John Cage Jr. (1912 – 1992) was a lot of things: composer, philosopher, poet, printmaker, amateur mycologist; but he was also a pioneer of chance music, electronic music and non-standard use of musical instruments. Some of his more odd performances are Water Walk and 4’33” (it’s 4 minutes 33 seconds of silence).
Cage created chance music out of the influences of Zen Buddhism, Indian philosophy, and the I Ching. Also called Aleatoric music, it involves compositions where some element or detail is left to chance, and/or some primary element of a composed work’s realization is left to the determination of its performer. In a 1957 lecture, Experimental Music, he described music as “a purposeless play” which is “an affirmation of life – not an attempt to bring order out of chaos nor to suggest improvements in creation, but simply a way of waking up to the very life we’re living.”

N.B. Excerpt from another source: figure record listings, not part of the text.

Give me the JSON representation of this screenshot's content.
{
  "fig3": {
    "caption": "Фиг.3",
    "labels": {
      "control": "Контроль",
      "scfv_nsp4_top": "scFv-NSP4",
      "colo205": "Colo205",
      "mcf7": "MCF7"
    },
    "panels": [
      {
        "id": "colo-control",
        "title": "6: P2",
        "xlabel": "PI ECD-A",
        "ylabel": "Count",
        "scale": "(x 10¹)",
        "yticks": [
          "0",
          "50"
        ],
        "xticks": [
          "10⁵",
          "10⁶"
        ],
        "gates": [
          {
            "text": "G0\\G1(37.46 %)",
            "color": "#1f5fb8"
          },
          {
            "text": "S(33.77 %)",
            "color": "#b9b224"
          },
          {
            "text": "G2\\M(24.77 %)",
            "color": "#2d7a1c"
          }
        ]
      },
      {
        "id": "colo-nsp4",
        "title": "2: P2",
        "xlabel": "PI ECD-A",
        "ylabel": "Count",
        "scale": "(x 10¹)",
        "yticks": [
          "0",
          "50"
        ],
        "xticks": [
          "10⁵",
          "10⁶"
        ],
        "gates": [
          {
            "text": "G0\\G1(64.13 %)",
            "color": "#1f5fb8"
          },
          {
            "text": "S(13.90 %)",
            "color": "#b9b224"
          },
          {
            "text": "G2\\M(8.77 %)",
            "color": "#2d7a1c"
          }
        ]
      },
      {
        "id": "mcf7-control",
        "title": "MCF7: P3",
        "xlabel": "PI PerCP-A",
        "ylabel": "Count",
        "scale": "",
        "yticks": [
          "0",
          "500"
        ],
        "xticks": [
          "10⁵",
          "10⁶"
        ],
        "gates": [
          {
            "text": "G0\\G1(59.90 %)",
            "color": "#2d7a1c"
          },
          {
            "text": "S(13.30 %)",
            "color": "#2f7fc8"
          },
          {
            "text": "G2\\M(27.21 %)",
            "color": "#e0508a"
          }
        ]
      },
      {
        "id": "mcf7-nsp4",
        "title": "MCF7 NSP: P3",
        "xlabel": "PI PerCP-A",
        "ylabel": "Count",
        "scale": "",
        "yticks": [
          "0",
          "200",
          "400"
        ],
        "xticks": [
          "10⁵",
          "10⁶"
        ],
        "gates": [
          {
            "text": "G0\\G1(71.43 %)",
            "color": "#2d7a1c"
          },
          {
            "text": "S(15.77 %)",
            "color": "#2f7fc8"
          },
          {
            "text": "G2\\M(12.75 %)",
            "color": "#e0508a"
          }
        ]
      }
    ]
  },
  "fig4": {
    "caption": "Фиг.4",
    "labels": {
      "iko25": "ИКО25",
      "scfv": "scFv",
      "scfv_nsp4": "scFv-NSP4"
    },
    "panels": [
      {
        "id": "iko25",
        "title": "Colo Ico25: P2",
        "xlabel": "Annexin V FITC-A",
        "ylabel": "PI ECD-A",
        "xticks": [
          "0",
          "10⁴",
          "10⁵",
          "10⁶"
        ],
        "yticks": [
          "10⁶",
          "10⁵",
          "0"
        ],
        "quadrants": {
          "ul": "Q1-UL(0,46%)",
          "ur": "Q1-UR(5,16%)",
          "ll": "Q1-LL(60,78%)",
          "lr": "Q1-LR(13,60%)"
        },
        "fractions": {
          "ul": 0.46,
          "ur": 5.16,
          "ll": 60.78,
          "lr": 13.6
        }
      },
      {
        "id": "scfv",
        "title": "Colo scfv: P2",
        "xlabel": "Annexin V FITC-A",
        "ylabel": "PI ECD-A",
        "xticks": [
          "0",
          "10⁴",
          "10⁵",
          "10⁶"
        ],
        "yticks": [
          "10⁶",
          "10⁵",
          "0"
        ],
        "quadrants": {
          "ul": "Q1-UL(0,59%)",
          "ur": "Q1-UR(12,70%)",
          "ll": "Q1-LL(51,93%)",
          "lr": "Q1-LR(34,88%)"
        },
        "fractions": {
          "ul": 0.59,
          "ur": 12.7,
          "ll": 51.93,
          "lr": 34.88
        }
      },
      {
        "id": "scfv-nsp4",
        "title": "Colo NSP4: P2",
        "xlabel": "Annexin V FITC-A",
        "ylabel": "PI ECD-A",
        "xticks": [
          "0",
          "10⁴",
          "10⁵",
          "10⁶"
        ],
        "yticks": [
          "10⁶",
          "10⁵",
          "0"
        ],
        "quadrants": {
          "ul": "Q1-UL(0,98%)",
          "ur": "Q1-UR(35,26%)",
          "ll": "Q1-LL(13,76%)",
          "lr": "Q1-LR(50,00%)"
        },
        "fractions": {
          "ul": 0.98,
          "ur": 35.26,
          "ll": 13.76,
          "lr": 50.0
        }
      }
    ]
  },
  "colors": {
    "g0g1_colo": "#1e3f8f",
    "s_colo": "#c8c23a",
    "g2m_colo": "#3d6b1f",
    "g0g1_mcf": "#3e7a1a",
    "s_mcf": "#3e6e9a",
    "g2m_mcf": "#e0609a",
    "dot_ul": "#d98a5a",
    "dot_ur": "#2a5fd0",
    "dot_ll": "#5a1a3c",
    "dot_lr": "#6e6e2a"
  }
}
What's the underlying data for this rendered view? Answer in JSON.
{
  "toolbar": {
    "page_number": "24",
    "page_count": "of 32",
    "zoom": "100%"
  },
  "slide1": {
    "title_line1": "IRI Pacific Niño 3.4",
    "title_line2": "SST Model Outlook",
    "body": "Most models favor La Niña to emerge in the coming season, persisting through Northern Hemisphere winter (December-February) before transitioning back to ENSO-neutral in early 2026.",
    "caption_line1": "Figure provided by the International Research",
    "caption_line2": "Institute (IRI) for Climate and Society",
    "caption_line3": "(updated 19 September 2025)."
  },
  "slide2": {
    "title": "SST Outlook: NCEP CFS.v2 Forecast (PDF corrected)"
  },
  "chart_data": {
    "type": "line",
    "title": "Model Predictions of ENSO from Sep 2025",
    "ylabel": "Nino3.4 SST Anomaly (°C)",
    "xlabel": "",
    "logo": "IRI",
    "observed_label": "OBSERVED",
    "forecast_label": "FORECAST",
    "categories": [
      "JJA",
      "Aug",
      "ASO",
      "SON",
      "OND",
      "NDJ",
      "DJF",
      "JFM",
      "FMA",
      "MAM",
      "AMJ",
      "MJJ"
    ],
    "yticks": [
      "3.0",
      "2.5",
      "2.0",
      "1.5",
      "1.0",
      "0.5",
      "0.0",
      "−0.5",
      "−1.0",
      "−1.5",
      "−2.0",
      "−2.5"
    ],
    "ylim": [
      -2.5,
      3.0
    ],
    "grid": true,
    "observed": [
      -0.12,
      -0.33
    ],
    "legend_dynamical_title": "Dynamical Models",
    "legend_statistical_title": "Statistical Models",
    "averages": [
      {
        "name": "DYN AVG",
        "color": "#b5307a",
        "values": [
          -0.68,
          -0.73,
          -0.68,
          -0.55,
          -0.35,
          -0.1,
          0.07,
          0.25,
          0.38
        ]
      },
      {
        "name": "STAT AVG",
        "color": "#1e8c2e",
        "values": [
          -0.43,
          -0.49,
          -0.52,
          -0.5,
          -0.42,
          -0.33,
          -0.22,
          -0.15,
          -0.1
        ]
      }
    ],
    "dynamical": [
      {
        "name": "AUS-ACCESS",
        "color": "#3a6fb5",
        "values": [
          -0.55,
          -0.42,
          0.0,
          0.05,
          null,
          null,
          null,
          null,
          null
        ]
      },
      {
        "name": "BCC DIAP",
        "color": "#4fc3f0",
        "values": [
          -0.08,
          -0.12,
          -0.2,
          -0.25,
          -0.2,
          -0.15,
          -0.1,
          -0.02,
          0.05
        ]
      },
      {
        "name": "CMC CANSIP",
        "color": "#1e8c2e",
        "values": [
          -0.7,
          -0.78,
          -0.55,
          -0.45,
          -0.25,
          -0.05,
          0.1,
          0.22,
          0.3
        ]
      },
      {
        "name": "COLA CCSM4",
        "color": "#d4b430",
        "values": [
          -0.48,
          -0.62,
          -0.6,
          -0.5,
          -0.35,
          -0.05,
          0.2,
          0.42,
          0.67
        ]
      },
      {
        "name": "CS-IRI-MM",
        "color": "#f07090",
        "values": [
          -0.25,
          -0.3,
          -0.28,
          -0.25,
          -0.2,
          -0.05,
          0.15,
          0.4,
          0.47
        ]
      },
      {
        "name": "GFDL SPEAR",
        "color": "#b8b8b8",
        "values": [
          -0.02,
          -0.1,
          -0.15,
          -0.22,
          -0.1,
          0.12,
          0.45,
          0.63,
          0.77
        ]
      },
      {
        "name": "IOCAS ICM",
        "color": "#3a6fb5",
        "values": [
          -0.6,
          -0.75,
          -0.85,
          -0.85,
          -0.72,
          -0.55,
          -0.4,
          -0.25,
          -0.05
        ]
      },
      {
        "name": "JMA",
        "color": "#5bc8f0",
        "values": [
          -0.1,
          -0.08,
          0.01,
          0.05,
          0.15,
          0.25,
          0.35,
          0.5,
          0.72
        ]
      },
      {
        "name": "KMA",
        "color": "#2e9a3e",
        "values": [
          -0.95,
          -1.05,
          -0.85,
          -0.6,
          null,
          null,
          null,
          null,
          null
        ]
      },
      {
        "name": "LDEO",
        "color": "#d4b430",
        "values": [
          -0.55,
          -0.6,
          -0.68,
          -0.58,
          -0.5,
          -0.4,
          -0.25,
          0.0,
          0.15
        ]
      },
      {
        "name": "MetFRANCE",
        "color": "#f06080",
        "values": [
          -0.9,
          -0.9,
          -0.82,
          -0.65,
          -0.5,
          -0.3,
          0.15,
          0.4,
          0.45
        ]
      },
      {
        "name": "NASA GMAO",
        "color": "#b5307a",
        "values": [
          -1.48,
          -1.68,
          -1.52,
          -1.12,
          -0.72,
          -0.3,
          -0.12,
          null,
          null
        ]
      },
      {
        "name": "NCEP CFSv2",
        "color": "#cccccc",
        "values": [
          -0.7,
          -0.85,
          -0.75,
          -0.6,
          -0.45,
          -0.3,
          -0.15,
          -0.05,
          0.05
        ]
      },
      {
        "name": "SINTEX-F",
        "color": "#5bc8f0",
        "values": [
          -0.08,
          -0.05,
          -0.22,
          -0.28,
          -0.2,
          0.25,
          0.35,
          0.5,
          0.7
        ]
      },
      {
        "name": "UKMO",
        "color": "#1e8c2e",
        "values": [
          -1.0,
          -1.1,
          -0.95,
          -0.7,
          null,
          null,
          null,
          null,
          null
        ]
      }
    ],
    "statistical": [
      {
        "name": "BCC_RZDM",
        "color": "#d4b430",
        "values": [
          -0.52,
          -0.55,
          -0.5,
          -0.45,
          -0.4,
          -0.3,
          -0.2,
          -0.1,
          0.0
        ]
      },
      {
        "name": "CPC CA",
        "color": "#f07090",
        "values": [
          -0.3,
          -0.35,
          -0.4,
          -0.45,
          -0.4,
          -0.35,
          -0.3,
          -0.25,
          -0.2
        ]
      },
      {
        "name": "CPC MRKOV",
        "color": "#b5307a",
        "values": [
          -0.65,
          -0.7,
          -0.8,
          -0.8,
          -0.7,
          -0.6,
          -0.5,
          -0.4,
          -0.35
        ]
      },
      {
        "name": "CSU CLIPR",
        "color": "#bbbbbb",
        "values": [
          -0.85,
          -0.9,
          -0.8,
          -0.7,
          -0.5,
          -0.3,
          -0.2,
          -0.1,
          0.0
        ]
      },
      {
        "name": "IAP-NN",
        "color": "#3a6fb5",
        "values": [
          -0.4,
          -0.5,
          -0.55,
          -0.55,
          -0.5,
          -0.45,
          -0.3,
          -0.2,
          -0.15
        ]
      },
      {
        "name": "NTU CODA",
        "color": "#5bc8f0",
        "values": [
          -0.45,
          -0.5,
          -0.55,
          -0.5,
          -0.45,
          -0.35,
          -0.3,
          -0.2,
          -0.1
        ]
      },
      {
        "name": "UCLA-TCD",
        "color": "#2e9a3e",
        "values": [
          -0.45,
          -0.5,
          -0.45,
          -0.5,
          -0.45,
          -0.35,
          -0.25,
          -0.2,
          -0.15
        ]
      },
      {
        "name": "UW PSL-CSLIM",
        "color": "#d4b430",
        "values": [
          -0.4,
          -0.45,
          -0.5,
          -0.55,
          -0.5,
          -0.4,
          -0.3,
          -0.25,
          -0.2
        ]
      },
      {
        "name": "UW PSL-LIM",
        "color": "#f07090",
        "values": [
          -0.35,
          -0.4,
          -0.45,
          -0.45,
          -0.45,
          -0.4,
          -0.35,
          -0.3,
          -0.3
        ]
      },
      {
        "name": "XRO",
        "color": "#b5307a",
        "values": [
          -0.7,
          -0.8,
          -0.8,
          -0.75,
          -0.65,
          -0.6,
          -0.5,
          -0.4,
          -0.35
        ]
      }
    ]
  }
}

When I hear what we call music, it seems to me that someone is talking. And talking about his feelings, or about his ideas of relationships. But when I hear traffic, the sound of traffic—”here on Sixth Avenue, for instance—I don’t have the feeling that anyone is talking. I have the feeling that sound is acting. And I love the activity of sound… I don’t need sound to talk to me.
Cage is perhaps best known for his 1952 composition 4'33" , the three movements of which are performed without a single note being played. The content of the composition is meant to be perceived as the sounds of the environment that the listeners hear while it is performed, rather than merely as four minutes and thirty three seconds of silence. The piece became one of the most controversial compositions of the twentieth century.
Another famous creation of Cage’s is the prepared piano (a piano with its sound altered by placing various objects in the strings), for which he wrote numerous dance-related works and a few concert pieces, the best known of which is Sonatas and Interludes.
Here is Cage performing Water Walk on TV show I’ve Got A Secret in 1960, where he whispers to the host:
I am going to perform one of my musical compositions. The instruments I will use are: a water pitcher, an iron pipe, a goose call, a bottle of wine, an electric mixer, a whistle, a sprinkling can, ice cubes, 2 cymbals, a mechanical fish, a quail call, a rubber duck, a tape recorder, a vase of roses, a seltzer siphon, 5 radios, a bathtub, and a grand piano.
The first pieces composed using chance were Imaginary Landscape No. 4 for 12 radio receivers, interpreted here by students of Hunter College.
In 1952–53 he completed the Williams Mix, a piece of tape music, which Earle Brown helped to put together.
Cage’s “Experimental Composition” classes at The New School have become legendary as an American source of Fluxus, an international network of artists, composers, and designers. Cage’s “happenings” were theatrical events that abandoned the traditional concept of stage-audience and occur without a sense of definite duration; instead, they are left to chance.
From Wikipedia:
Cage’s work from the sixties features some of his largest and most ambitious, reflecting the mood of the era yet also his absorption of the writings of both Marshall McLuhan, on the effects of new media, and R. Buckminster Fuller, on the power of technology to promote social change. HPSCHD (1969), a long-running multimedia work, incorporated the mass superimposition of seven harpsichords playing chance-determined excerpts from the works of Cage, Hiller, and a potted history of canonical classics, with fifty-two tapes of computer-generated sounds, 6,400 slides of designs many supplied by NASA, and shown from sixty-four slide projectors, with forty motion-picture films. The piece was initially rendered in a five-hour performance at the University of Illinois in 1969, in which the audience arrived after the piece had begun and left before it ended, wandering freely around the auditorium in the time for which they were there.